La décision de la Région wallonne est délicate. D’une part on peut comprendre l’attitude des responsables de l’économie wallonne voulant maintenir l’emploi et l’existence d’un lieu d’innovation technologique. Et on peut également comprendre le refus de la cession à l’américain Colt dont le but final était vraisemblablement d’éliminer un concurrent en en tirant au préalable toute la substance (les laboratoires et le réseau commercial) pour mieux vendre ensuite ses armements dans le monde.

D’autre part, on ne peut nier que cette décision bute contre deux réalités. La première, purement économique : le marché de l’armement est en surcapacité après la fin de la guerre froide et la démobilisation de nombreuses forces armées dans le monde. La conséquence est double. D’abord les besoins ont chuté, on achète donc moins. Ensuite, les stocks d’armes existants sont énormes, on les met donc en vente sur le marché de seconde main.

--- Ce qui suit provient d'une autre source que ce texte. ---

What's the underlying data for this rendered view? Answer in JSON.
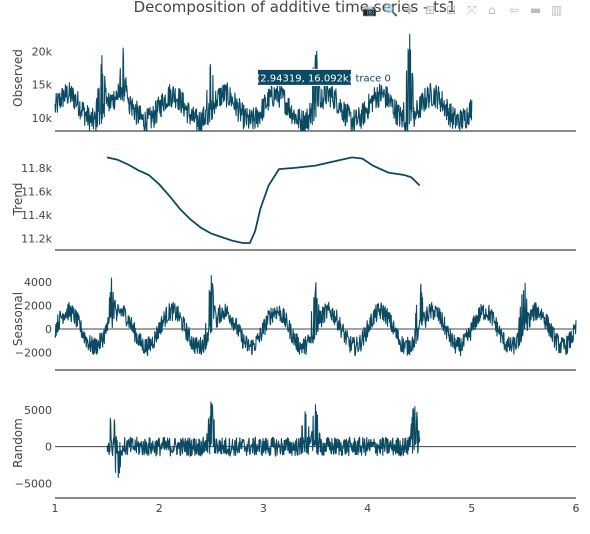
{
  "title": "Decomposition of additive time series - ts1",
  "modebar": [
    {
      "icon": "camera-icon",
      "glyph": "📷"
    },
    {
      "icon": "zoom-icon",
      "glyph": "🔍"
    },
    {
      "icon": "pan-icon",
      "glyph": "✚"
    },
    {
      "icon": "zoom-in-icon",
      "glyph": "⊞"
    },
    {
      "icon": "zoom-out-icon",
      "glyph": "⊟"
    },
    {
      "icon": "autoscale-icon",
      "glyph": "⤧"
    },
    {
      "icon": "home-icon",
      "glyph": "⌂"
    },
    {
      "icon": "spike-lines-icon",
      "glyph": "⇦"
    },
    {
      "icon": "compare-hover-icon",
      "glyph": "▬"
    },
    {
      "icon": "plotly-logo-icon",
      "glyph": "▥"
    }
  ],
  "tooltip": {
    "text": "(2.94319, 16.092k)",
    "trace": "trace 0",
    "x": 2.94319,
    "y": 16092
  },
  "colors": {
    "line": "#0b4a63",
    "axis": "#444444",
    "tooltip_bg": "#0b4a63"
  },
  "chart_data": {
    "type": "line",
    "x_axis": {
      "range": [
        1,
        6
      ],
      "ticks": [
        1,
        2,
        3,
        4,
        5,
        6
      ]
    },
    "panels": [
      {
        "id": "observed",
        "ylabel": "Observed",
        "yrange": [
          8000,
          24000
        ],
        "ticks": [
          10000,
          15000,
          20000
        ],
        "tick_labels": [
          "10k",
          "15k",
          "20k"
        ],
        "x_start": 1,
        "x_end": 5,
        "base": 11500,
        "amp": 2000,
        "noise": 3800,
        "spikes": [
          [
            1.45,
            20500
          ],
          [
            1.65,
            21500
          ],
          [
            2.5,
            21500
          ],
          [
            3.5,
            22500
          ],
          [
            4.4,
            23500
          ]
        ]
      },
      {
        "id": "trend",
        "ylabel": "Trend",
        "yrange": [
          11100,
          11970
        ],
        "ticks": [
          11200,
          11400,
          11600,
          11800
        ],
        "tick_labels": [
          "11.2k",
          "11.4k",
          "11.6k",
          "11.8k"
        ],
        "x_start": 1.5,
        "x_end": 4.5,
        "points": [
          [
            1.5,
            11890
          ],
          [
            1.6,
            11870
          ],
          [
            1.7,
            11830
          ],
          [
            1.8,
            11780
          ],
          [
            1.9,
            11740
          ],
          [
            2.0,
            11660
          ],
          [
            2.1,
            11560
          ],
          [
            2.2,
            11450
          ],
          [
            2.3,
            11360
          ],
          [
            2.4,
            11290
          ],
          [
            2.5,
            11240
          ],
          [
            2.6,
            11210
          ],
          [
            2.7,
            11180
          ],
          [
            2.8,
            11160
          ],
          [
            2.87,
            11160
          ],
          [
            2.92,
            11260
          ],
          [
            2.97,
            11450
          ],
          [
            3.05,
            11650
          ],
          [
            3.15,
            11790
          ],
          [
            3.3,
            11800
          ],
          [
            3.5,
            11820
          ],
          [
            3.7,
            11860
          ],
          [
            3.85,
            11890
          ],
          [
            3.95,
            11880
          ],
          [
            4.05,
            11820
          ],
          [
            4.2,
            11760
          ],
          [
            4.35,
            11740
          ],
          [
            4.42,
            11720
          ],
          [
            4.5,
            11650
          ]
        ]
      },
      {
        "id": "seasonal",
        "ylabel": "Seasonal",
        "yrange": [
          -3500,
          5200
        ],
        "ticks": [
          -2000,
          0,
          2000,
          4000
        ],
        "tick_labels": [
          "−2000",
          "0",
          "2000",
          "4000"
        ],
        "x_start": 1,
        "x_end": 6,
        "base": 0,
        "amp": 1500,
        "noise": 1600,
        "spikes": [
          [
            1.55,
            5000
          ],
          [
            2.5,
            4900
          ],
          [
            3.5,
            5000
          ],
          [
            4.5,
            4900
          ],
          [
            5.5,
            4900
          ]
        ]
      },
      {
        "id": "random",
        "ylabel": "Random",
        "yrange": [
          -7000,
          8000
        ],
        "ticks": [
          -5000,
          0,
          5000
        ],
        "tick_labels": [
          "−5000",
          "0",
          "5000"
        ],
        "x_start": 1.5,
        "x_end": 4.5,
        "base": 0,
        "amp": 0,
        "noise": 2600,
        "spikes": [
          [
            1.55,
            6000
          ],
          [
            2.5,
            7000
          ],
          [
            3.4,
            6500
          ],
          [
            3.5,
            6800
          ],
          [
            4.45,
            7800
          ],
          [
            1.6,
            -6200
          ]
        ]
      }
    ]
  }
}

La deuxième réalité est éthique et géopolitique. Depuis quelques années, la conception de la sécurité internationale a changé. Aujourd’hui, il n’est plus admissible de régler par les armes les conflits d’intérêts entre Etats ou communautés. Le droit international avait déjà défini cette conception en 1945 dans la Charte des Nations Unies, mais il a fallu la chute du mur de Berlin pour qu’elle commence tout doucement à s’appliquer. Surtout, depuis que les pays industrialisés sont régulièrement appelés à envoyer des Casques bleus pour séparer les belligérants dans des opérations de « peacekeeping ». Les pays industrialisés se sont rendus compte, en réalisant ces médiations, de l’absolue de lutter contre la militarisation et les milices locales. Or, dans de nombreux on s’est aperçu que les armes présentes conflits provenaient de ces mêmes industrialisés. C’est le paradoxe du pyromane contraint à se transformer en pompier.